Marek perhaps made the mistake of tying a female Alaskan Malamite along with two males of the species to the sledge. He tied her behind them but it was not long before they caught her scent. This distracted them and they would sniff the air , the path, and turn around intermittently breaking the ride from time to time. Marek had to shout `go' more than once. But the scent of the female was clearly too overpowering. In the pine and birch forest Mareks `go' echoed back along with the excited yelps of the dogs. But despite the frequent interruptions in which the dogs performed their mating rituals in front of me , I was at least happy that unlike on a Reindeer sledge I could at least see where the dogs were dragging me. (sanjay austa austa)

Marek perhaps made the mistake of tying a female Alaskan Malamite along with two males of the species to the sledge. He tied her behind them but it was not long before they caught her scent. This distracted them and they would sniff the air , the path, and turn around intermittently bringing the ride to a halt.

 

This  was already April. But the winter showed no signs of retreat. It was  longer, colder and more unpredictable than normal.  Usually by April,  the snow begins to  melt. Finland’s over one thousand frozen lakes thaw and crack. The birch and pine forests sprout new leaves and the ground awash with freshly melted snow  begins to  breath life into fauna lying dormant for over six months under several feet of snow.

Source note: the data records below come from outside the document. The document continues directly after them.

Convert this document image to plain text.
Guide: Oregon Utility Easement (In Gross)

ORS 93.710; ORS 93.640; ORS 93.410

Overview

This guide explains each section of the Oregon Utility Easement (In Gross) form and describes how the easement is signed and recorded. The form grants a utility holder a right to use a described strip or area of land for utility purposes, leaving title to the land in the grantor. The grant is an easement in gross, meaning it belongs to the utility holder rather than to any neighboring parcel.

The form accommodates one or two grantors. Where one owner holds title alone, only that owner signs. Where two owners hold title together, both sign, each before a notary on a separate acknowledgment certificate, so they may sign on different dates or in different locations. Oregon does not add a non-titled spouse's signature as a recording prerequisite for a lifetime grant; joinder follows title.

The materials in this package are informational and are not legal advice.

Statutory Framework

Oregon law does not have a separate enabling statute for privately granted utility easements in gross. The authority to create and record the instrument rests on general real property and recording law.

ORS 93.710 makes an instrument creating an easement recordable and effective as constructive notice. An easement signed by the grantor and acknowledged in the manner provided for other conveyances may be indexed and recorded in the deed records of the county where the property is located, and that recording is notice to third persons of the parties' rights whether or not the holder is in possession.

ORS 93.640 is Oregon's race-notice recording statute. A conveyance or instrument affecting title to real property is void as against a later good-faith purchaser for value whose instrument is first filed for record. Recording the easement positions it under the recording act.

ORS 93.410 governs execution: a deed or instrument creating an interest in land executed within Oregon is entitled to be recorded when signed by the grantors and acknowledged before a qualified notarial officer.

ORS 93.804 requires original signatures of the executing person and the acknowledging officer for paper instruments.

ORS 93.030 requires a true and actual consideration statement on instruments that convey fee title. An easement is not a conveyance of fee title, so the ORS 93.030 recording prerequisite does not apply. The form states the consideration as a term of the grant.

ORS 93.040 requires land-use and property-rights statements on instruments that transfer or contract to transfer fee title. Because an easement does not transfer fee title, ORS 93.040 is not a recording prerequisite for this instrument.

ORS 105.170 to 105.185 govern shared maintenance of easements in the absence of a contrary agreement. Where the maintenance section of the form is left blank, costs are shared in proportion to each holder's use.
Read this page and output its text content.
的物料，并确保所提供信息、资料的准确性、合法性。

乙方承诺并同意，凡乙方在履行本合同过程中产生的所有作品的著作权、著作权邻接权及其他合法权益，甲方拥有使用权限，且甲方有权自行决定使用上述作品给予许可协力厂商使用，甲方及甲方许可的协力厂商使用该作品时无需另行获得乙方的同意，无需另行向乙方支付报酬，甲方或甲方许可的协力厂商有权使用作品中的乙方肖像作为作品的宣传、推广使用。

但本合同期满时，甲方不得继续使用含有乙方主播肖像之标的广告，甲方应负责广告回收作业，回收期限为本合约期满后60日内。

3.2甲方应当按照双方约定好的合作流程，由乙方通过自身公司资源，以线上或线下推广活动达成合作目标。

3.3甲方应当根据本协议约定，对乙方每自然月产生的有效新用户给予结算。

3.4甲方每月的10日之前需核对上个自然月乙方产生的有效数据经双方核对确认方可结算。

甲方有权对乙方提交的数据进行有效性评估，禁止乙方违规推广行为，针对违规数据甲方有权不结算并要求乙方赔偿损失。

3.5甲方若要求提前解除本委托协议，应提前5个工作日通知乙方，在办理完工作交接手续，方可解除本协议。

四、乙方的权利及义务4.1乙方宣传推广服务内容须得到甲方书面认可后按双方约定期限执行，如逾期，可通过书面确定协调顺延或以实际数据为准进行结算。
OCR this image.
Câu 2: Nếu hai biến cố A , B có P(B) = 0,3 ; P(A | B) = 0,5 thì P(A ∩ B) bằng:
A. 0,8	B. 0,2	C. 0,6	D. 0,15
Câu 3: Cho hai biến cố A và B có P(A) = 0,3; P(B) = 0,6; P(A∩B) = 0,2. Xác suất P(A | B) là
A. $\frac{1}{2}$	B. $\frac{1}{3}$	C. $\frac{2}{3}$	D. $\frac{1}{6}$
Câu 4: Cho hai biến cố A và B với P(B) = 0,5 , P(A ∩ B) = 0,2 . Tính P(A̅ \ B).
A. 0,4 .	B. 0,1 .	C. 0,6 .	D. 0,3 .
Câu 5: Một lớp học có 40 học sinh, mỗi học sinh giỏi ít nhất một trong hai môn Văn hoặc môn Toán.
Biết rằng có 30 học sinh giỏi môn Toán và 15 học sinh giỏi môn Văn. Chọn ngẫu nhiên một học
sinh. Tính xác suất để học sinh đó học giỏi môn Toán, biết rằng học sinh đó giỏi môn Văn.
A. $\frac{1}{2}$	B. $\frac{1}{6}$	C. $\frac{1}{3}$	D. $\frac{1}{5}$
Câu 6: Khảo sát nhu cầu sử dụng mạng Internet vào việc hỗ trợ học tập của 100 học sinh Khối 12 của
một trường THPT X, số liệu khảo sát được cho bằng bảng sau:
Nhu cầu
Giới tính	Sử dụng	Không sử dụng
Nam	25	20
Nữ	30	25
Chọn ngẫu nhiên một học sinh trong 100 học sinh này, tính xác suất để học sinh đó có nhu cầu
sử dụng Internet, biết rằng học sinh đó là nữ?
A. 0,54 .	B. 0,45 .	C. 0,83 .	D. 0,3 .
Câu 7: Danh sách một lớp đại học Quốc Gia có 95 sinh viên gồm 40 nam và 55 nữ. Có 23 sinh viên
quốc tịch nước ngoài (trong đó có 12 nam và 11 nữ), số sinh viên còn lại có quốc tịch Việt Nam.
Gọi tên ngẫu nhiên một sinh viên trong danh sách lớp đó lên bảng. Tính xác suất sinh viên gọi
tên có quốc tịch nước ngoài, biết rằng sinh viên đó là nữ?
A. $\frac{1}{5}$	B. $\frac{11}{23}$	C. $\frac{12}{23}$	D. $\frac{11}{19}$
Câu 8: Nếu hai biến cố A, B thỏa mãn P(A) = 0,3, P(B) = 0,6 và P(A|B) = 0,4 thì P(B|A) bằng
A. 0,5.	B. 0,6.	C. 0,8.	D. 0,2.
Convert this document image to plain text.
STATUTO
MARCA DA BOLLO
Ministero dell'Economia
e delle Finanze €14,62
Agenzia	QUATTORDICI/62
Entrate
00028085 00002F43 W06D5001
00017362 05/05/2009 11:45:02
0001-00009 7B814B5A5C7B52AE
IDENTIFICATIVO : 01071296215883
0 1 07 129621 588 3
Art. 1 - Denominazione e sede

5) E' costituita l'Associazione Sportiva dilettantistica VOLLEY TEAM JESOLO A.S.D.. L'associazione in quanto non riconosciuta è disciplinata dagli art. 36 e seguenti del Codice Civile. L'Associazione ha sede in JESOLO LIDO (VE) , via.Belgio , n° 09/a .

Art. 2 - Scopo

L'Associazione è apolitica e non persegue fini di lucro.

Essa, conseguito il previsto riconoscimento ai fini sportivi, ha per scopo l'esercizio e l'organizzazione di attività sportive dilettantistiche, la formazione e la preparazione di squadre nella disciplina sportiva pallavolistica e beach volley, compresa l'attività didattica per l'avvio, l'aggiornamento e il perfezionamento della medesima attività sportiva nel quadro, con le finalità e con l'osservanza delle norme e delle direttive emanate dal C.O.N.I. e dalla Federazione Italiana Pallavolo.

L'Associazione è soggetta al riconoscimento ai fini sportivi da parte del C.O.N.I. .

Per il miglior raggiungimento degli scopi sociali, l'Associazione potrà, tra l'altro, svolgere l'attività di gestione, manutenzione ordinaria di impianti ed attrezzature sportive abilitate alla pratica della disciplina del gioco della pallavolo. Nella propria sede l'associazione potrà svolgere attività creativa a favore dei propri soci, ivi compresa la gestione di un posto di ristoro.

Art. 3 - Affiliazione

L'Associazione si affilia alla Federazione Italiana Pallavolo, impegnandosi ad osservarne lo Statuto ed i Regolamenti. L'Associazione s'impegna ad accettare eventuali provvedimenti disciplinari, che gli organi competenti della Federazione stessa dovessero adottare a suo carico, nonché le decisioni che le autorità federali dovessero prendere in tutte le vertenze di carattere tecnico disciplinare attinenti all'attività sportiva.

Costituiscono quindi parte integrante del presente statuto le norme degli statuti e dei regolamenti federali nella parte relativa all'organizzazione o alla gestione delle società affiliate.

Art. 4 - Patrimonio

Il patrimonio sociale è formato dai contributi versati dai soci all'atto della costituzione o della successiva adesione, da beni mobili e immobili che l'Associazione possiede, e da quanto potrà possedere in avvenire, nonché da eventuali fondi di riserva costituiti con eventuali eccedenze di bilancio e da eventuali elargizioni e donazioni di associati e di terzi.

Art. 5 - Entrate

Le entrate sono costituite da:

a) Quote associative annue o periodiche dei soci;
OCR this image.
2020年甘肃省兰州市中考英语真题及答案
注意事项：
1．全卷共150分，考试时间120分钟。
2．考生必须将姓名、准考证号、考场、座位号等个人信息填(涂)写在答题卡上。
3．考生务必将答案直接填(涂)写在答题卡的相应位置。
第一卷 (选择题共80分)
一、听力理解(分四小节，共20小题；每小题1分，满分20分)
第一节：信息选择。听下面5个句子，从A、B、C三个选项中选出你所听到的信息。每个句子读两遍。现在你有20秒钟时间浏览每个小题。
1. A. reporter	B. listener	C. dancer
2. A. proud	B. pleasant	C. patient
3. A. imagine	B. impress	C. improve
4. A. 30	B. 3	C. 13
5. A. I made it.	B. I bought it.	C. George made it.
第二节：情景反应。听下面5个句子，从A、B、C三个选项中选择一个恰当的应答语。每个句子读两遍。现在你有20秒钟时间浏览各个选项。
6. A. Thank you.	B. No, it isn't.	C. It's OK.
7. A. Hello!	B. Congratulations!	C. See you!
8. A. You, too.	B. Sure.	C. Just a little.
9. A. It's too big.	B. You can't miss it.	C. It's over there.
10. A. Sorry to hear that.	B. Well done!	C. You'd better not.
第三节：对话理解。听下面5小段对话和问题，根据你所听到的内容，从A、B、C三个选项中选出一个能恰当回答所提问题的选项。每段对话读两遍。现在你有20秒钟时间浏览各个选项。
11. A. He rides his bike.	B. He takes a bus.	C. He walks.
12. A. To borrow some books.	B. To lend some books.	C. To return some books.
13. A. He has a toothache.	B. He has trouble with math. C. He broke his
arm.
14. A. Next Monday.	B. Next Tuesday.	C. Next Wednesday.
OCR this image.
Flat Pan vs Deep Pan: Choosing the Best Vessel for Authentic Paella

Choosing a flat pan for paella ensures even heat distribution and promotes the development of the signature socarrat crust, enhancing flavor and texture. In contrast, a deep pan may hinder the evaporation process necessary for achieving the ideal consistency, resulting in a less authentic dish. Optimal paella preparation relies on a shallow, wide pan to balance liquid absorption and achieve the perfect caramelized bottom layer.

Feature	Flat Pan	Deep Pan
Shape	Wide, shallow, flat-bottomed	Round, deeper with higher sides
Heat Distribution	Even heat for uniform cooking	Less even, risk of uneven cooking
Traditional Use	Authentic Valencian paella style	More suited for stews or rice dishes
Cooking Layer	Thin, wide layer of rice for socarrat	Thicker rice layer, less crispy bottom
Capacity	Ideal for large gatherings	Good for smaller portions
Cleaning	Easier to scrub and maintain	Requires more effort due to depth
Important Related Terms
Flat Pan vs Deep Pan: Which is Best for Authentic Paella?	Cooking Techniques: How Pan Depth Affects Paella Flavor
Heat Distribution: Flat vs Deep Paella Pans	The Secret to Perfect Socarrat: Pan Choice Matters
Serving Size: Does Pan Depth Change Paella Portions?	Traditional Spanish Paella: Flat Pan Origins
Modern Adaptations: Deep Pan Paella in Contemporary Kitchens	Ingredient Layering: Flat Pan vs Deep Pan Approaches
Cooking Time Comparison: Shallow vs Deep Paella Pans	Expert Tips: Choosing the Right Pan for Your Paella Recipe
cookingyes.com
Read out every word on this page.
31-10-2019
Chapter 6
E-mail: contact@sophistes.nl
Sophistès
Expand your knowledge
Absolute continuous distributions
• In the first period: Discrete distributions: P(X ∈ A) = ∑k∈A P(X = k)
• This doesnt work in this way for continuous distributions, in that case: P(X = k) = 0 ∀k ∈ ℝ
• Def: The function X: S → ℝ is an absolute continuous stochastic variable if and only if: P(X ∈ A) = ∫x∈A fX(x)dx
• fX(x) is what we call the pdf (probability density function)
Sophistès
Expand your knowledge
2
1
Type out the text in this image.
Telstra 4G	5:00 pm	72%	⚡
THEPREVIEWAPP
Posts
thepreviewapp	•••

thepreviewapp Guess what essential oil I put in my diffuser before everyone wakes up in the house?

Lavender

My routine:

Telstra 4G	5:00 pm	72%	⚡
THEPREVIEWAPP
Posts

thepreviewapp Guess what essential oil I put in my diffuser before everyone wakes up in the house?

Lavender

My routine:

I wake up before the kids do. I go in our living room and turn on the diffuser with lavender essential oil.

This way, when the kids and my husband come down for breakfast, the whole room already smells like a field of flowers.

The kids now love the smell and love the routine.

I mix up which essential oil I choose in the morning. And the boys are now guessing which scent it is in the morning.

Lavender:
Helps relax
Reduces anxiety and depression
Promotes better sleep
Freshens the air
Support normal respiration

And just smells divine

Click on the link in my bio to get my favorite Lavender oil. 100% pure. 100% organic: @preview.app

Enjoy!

But this extended winter was perfect for the winter activities Jari had in mind for us. We had already experienced one in Rovaniemi,  Lapland capital , within one hour of our flight’s landing!.  A reindeer sledge ride was a perfect way to throw us headlong into what Lapland represented.

It can be pretty cheesy doing the usual exotic activities a country is famous for.   Riding a reindeer sledge in the Arctic is  like jumping on a bullock cart or a rickshaw ride in India.  But Reindeer Sledging is something much more. The Reindeers are strong reliable and mild  arctic animals who wait for a tug of the reign before they move. But  my reindeer seemed to have a mind of his own. He chose to ignore any tugging on the reign and dragged my sledge of his own volition.   From the sledge all you can see is the narrow hump of the Reindeer and his flat hoofs as they spring back and forth. I wondered how anyone riding the sledge could possibly see where they were going.   But my reindeer had gone down this path many times before and after cutting a large swathe in the pine woods we were soon back at the reindeer farm.

Reindeer Ride is mostly a tourist activity in Lapland but long time ago, along with the Husky sledging it was the only means of transport in these parts.

This man grows potatoes in the summers and with his suspenders and a comely paunch looked every bit the archetypical Arctic farmer i had imagined. Here he rests against the bunkers that the lumberjacks of yore slept on during their night halt. (sanjay austa austa)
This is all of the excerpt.